Plan natychmiast się zmienił. Zamiast budować replikę Supervana, Andy kupił szczątki i rozpoczął spokojną odbudowę z oryginalnych komponentów. Wymagało to ogromnego nakładu pracy, ale nie tylko on się w to zaangażował.
Zaczęły do niego spływać nowe informacje. Rodziny osób zaangażowanych w pierwszą kampanię Supervana z 1971 r. udostępniały dokumenty, zdjęcia i stare nagrania Supervana, znalezione w zakurzonych archiwach i na strychach. Skarbnica dokumentów i dowodów z czasów jego świetności okazała się równie wyjątkowa, jak sam samochód.
Podobnie jak w 1973 r, Andy wprowadził kilka zmian, aby Supervan mógł przejść homologację na drogi publiczne. W latach siedemdziesiątych ubiegłego stulecia kierowca musiał być szczupły, aby zająć swoje miejsce, ponieważ szerokie koła i zmodyfikowane zawieszenie wymagały zamontowania tak odstających nadkoli, że uniemożliwiały one pełne otwarcie drzwi.

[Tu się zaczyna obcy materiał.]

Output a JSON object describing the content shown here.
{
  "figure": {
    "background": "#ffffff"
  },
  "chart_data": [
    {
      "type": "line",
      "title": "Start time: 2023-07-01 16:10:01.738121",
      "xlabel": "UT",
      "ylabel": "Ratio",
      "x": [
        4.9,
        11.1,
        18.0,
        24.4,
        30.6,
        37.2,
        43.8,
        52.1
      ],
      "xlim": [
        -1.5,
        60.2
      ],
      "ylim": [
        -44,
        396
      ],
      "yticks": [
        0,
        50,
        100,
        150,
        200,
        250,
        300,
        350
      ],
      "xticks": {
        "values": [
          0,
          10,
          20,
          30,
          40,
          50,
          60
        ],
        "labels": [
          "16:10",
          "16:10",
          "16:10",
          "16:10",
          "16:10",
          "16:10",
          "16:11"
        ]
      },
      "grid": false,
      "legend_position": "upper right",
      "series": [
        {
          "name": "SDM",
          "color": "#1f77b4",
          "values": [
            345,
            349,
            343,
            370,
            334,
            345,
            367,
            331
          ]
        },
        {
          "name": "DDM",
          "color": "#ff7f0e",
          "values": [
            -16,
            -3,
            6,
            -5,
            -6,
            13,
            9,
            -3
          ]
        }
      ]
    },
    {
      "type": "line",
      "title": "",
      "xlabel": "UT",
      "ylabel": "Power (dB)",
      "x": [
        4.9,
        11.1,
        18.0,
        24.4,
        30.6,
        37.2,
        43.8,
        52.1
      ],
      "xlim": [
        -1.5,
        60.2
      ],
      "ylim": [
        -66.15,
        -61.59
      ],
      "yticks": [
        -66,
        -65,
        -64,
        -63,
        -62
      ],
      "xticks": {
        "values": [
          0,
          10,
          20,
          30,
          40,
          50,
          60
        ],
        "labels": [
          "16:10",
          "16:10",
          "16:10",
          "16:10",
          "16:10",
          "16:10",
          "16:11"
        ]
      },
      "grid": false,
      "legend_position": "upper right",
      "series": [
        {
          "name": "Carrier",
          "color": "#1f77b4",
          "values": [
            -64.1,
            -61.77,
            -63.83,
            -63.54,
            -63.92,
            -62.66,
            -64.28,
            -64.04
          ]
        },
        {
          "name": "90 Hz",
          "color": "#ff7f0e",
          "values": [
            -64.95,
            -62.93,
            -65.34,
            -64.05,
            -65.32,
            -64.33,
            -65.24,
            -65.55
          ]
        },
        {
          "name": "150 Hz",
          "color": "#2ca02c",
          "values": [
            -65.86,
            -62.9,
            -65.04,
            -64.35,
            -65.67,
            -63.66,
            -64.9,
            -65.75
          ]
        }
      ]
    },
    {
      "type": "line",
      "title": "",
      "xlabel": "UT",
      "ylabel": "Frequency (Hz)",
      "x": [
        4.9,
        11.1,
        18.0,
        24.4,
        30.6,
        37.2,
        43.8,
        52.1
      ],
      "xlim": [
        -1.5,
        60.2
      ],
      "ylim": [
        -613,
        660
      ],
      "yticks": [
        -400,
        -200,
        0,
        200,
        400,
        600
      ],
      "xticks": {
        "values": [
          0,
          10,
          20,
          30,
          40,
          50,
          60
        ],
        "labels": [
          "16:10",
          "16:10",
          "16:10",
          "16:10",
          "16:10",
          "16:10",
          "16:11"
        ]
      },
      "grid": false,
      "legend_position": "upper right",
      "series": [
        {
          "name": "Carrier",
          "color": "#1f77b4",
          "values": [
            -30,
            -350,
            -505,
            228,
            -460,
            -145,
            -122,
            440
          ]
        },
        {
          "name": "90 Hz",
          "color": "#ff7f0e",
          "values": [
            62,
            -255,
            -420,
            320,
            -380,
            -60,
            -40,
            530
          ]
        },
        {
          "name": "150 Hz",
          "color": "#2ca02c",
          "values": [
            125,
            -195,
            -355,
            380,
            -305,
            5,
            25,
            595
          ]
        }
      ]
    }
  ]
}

Tym razem Andy miał dłuższą listę rzeczy do zrobienia, ale miał również pomoc:
„Moja najmłodsza córka jest inżynierem projektowania 3D. Kiedy zacząłem prowadzić prace, przeanalizowała wszystkie zgromadzone przeze mnie zdjęcia i wykorzystała swoje umiejętności, aby odtworzyć precyzyjnie trójwymiarowy obraz pojazdu, aż po ślady rdzy.”

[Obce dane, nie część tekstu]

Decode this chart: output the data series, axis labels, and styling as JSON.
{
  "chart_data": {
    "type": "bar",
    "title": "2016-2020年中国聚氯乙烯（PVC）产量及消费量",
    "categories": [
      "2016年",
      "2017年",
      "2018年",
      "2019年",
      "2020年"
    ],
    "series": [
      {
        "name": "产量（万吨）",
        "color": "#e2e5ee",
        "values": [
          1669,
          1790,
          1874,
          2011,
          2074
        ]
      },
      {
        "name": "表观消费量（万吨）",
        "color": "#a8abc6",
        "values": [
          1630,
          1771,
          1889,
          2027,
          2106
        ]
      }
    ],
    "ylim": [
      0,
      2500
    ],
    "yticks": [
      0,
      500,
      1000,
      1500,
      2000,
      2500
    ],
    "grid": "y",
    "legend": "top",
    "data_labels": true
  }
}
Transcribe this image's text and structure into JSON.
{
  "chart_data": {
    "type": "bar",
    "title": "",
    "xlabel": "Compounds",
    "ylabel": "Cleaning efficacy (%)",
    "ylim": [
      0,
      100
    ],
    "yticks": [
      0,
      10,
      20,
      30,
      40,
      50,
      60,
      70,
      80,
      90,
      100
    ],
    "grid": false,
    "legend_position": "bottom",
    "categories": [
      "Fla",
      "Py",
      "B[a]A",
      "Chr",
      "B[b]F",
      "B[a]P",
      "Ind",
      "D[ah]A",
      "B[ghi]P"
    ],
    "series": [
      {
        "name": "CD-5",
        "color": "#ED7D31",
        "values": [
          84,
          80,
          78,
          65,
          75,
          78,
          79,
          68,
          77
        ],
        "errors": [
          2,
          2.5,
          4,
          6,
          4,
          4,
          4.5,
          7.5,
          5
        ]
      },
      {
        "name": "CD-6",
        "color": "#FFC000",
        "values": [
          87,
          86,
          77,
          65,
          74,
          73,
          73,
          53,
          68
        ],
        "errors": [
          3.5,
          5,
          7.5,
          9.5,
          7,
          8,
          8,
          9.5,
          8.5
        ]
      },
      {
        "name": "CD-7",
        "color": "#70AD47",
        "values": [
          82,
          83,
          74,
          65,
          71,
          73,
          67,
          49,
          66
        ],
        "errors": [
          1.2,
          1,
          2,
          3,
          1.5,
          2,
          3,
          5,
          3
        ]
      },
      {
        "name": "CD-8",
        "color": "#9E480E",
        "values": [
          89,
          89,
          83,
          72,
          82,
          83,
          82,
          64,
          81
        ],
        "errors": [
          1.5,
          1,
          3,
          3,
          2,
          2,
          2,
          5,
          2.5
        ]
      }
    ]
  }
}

Jako prawdopodobnie jedyna osoba na świecie, która dwukrotnie posiadała Supervana, Andy może zweryfikować kilka krążących legend na temat tego modelu.
„Jeden z największych mitów, że został zbudowany na Fordzie GT40 – nie ma wiele wspólnego z prawdą. Terry – autor pierwszego Supervana – trafił na uszkodzony przez pożar egzemplarz GT40 i wykorzystał części w Supervanie ” – mówi Andy.

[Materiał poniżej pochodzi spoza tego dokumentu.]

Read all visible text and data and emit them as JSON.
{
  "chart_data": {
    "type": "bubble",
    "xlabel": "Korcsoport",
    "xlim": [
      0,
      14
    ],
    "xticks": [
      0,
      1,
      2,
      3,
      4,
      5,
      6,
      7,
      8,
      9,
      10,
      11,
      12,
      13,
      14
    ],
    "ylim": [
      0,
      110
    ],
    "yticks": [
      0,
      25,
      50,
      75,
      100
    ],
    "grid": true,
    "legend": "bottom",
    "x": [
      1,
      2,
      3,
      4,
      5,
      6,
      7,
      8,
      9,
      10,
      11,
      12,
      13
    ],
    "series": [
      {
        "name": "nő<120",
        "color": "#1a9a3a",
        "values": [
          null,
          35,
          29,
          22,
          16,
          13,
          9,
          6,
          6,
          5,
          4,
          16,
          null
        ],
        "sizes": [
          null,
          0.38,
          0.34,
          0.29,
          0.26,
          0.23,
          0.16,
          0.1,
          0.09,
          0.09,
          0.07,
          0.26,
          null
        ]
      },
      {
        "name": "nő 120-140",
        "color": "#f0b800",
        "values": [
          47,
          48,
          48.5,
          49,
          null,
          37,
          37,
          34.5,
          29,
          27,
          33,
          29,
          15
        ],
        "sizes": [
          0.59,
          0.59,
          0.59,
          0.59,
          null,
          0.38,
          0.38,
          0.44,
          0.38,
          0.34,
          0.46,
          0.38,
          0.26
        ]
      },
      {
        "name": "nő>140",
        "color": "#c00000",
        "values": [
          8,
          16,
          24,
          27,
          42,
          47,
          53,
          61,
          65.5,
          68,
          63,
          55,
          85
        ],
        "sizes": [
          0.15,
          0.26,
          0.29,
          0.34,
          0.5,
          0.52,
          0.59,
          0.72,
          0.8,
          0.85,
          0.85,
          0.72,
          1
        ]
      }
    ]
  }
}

Supervan nie został więc zbudowany na bazie Forda GT40, który wygrywał w Le Mans w latach 1966-1969, ale nie był też wyłącznie Transitem. Płyta podwozia pochodziła ze starszego samochodu wyścigowego Cooper Monaco, ale mechanicy teamu „Terry Drury Racing” musieli ją poszerzyć, aby pasowała do nadwozia Transita. Nadal widać miejsca, gdzie wspawano dodatkowe fragmenty. Chociaż pocięcie drogiego samochodu wyścigowego na części do Transita może wydawać się dziś szalone, jednak na początku lat siedemdziesiątych sprawy wyglądały inaczej.
„Tamten GT40 był tylko zajeżdżonym, wyeksploatowanym samochodem wyścigowym. Krążą plotki, że uczniowie kręcili nim bączki na parkingu w centrum szkoleniowym Forda w Harold Hill!”
Supervan do dziś rozpala wyobraźnię fanów na całym świecie, ale dla Andy'ego ma głębsze znaczenie.
“Sprzedałem duszę Fordowi. Ford dał mi zawód, dzięki któremu przeszedłem jako inżynier przez całe życie. Zawsze będę za to wdzięczny.”
Kadra nauczycieli zawodu z tamtych lat, przyjaciele, którzy pracowali z nim nad Supervanem i wspomnienia odchodzą. Budowa Supervana stała się więc wyrazem hołdu, który Andy składa swoim mistrzom, kolegom i czasom szybkiej, szalonej młodości.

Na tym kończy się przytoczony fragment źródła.